Plugin monitor notifications are re-delivered every turn (not once per stdout line)

Resolved 💬 1 comment Opened Jun 8, 2026 by qiankunli Closed Jul 14, 2026

Summary

A plugin monitor (declared in monitors/monitors.json) is documented to deliver
each stdout line from its command to the session as a notification. In practice, a
single stdout line is re-surfaced as a new Monitor event: notification on roughly
every turn
for the lifetime of the session, regardless of whether the command produces
any further output.

The result: a monitor whose command emits at most one line every minute or two still
floods the transcript with many identical Monitor event: lines — because the
multiplication happens in the harness (re-delivery), not in the command's output.

There appears to be no setting/flag/env var to make a monitor's notification deliver
once per stdout line instead of being re-injected each turn, and no way to silence the
re-delivery without silencing the monitor's output entirely.

Environment

  • Claude Code: 2.1.168
  • OS: macOS 26.5.1 (Darwin)

Minimal reproduction

  1. Create a tiny plugin with a single one-shot monitor:

my-plugin/.claude-plugin/plugin.json
``json
{ "name": "monitor-noise-demo", "version": "0.0.1" }
``

my-plugin/monitors/monitors.json
``json
[
{
"name": "noise-demo",
"command": "bash -c 'echo \"monitor fired once\"; sleep 86400'",
"description": "Demo monitor that emits exactly one line, then sleeps"
}
]
``

The command writes exactly one stdout line for the entire session, then sleeps.

  1. Install/enable the plugin and start a session.
  1. Do a few turns of ordinary work (a handful of tool calls / messages).
  1. Watch the transcript.

Expected

The single stdout line (monitor fired once) produces one Monitor event:
notification. Nothing further appears, because the command never writes again.

Actual

Monitor event: "Demo monitor that emits exactly one line, then sleeps" reappears on
~every turn, many times over the session, even though the command emitted only one line.

Two details worth noting:

  • The notification text shown is the monitor's description field, not the actual

stdout content — so every re-delivery looks identical and carries no new information.

  • In the session transcript (.jsonl), these show up as repeated <task-notification>

entries that all share one task-id (the monitor task), interleaved with
queue-operation entries — i.e. the same pending notification is re-queued/re-injected
each turn rather than delivered once.

Measured (real-world, separate from the minimal repro)

In one ~69-minute session, a monitor whose command emits at most one line per ~90s
(and only on a state change, so just a few real emits the whole session) produced
362 identical Monitor event: notifications, all tied to a single monitor task-id —
a sustained ~5 notifications/minute, peaking at ~16/minute. The delivery rate tracked
session/turn activity, not the command's (near-zero) output rate.

Impact

  • Long-lived monitors (the intended use — "watch X for the whole session") become

unusable for any human-visible notification, because a single legitimate event is
amplified into continuous transcript noise.

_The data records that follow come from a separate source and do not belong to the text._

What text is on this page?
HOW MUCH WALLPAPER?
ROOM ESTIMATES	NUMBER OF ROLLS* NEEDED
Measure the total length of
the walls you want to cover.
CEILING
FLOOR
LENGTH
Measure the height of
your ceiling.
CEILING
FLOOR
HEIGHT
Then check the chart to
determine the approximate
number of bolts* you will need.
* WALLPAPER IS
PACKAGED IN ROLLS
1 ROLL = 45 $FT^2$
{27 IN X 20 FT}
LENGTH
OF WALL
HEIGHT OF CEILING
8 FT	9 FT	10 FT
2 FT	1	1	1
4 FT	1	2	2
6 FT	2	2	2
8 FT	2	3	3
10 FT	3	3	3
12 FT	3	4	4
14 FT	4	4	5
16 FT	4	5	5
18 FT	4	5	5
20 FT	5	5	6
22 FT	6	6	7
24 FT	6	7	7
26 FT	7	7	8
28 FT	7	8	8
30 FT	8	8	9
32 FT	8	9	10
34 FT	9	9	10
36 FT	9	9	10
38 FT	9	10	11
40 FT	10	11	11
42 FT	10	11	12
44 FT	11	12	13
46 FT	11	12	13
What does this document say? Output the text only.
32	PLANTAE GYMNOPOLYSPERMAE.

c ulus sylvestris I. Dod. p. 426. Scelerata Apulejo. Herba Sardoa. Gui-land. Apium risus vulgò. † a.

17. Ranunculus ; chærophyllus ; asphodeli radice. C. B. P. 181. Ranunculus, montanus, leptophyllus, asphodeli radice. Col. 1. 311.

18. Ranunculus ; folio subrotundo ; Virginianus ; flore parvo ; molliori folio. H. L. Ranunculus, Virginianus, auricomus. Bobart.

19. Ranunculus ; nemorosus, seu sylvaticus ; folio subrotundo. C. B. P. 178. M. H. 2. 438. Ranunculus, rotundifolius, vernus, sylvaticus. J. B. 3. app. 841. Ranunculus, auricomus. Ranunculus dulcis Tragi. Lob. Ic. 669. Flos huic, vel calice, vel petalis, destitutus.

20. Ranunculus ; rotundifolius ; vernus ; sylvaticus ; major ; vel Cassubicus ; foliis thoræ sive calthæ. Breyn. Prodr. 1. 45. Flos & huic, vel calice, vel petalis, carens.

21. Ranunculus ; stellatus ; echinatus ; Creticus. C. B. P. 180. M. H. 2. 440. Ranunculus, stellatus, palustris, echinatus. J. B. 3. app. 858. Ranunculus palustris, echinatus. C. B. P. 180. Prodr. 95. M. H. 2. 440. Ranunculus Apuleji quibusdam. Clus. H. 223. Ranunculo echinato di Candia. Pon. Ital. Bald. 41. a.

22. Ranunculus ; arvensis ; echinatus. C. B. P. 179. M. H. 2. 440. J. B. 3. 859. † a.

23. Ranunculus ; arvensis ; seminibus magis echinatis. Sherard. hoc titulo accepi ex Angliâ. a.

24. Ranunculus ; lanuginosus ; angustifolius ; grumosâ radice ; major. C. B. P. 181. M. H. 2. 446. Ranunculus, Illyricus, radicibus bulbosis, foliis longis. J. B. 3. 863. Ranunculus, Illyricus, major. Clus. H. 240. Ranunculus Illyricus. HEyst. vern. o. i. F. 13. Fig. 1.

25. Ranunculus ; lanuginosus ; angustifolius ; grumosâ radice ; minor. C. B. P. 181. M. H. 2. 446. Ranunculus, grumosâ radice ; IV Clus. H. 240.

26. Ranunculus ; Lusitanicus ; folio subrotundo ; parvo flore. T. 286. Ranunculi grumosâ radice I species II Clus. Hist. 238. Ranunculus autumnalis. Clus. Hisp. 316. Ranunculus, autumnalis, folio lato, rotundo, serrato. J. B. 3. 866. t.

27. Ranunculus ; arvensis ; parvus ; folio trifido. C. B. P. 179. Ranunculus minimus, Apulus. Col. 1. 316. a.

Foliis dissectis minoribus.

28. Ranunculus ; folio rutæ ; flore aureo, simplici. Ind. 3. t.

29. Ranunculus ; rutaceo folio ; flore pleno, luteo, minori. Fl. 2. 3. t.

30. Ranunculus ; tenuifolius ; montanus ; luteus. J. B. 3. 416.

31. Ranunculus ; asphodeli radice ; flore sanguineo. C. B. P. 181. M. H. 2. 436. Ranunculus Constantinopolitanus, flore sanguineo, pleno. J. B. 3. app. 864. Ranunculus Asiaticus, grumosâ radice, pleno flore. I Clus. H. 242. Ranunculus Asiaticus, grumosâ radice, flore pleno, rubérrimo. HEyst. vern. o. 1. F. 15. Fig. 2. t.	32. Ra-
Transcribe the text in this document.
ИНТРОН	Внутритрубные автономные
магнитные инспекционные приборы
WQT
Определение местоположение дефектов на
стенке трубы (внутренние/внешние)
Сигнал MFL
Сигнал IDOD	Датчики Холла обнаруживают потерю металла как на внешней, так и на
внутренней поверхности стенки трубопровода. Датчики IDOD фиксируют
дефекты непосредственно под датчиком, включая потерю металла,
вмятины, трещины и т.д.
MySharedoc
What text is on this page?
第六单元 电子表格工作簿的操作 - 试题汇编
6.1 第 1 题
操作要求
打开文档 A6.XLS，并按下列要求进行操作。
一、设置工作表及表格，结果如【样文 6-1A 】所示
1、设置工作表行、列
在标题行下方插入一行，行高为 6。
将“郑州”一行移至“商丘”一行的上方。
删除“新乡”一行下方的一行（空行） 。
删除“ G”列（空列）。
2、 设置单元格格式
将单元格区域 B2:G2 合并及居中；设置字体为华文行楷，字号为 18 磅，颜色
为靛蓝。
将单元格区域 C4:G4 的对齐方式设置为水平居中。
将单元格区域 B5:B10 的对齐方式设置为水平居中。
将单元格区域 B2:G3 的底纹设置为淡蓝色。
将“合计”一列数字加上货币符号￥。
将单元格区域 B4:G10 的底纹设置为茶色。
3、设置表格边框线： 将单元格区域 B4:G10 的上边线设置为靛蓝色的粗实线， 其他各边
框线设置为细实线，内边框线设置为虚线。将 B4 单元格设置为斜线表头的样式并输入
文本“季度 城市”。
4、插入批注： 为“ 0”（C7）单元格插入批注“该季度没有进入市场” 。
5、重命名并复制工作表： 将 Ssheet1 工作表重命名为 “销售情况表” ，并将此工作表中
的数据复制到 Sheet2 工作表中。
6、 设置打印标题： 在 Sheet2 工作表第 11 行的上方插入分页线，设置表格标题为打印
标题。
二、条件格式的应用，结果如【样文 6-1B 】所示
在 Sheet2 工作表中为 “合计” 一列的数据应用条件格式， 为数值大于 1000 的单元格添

  • The only workaround is to make the monitor command produce no stdout at all (e.g.

redirect to /dev/null or add a --quiet mode). That removes the noise, but also
removes the wanted one-notification-per-real-change — there is no way to keep the
former without the latter.

Requests (any one would resolve it)

  1. Deliver a monitor's notification once per stdout line, and do not re-inject a

prior notification on subsequent turns.

  1. And/or add a way to suppress/throttle monitor-event re-delivery (a setting,

a per-monitor field, or de-duplication of an already-shown notification) without
suppressing the monitor's output entirely.

Questions

  • Is the per-turn re-delivery intentional, or a side effect of how pending

task-notifications are flushed into the conversation?

  • Is there an existing/undocumented knob to control monitor-notification frequency?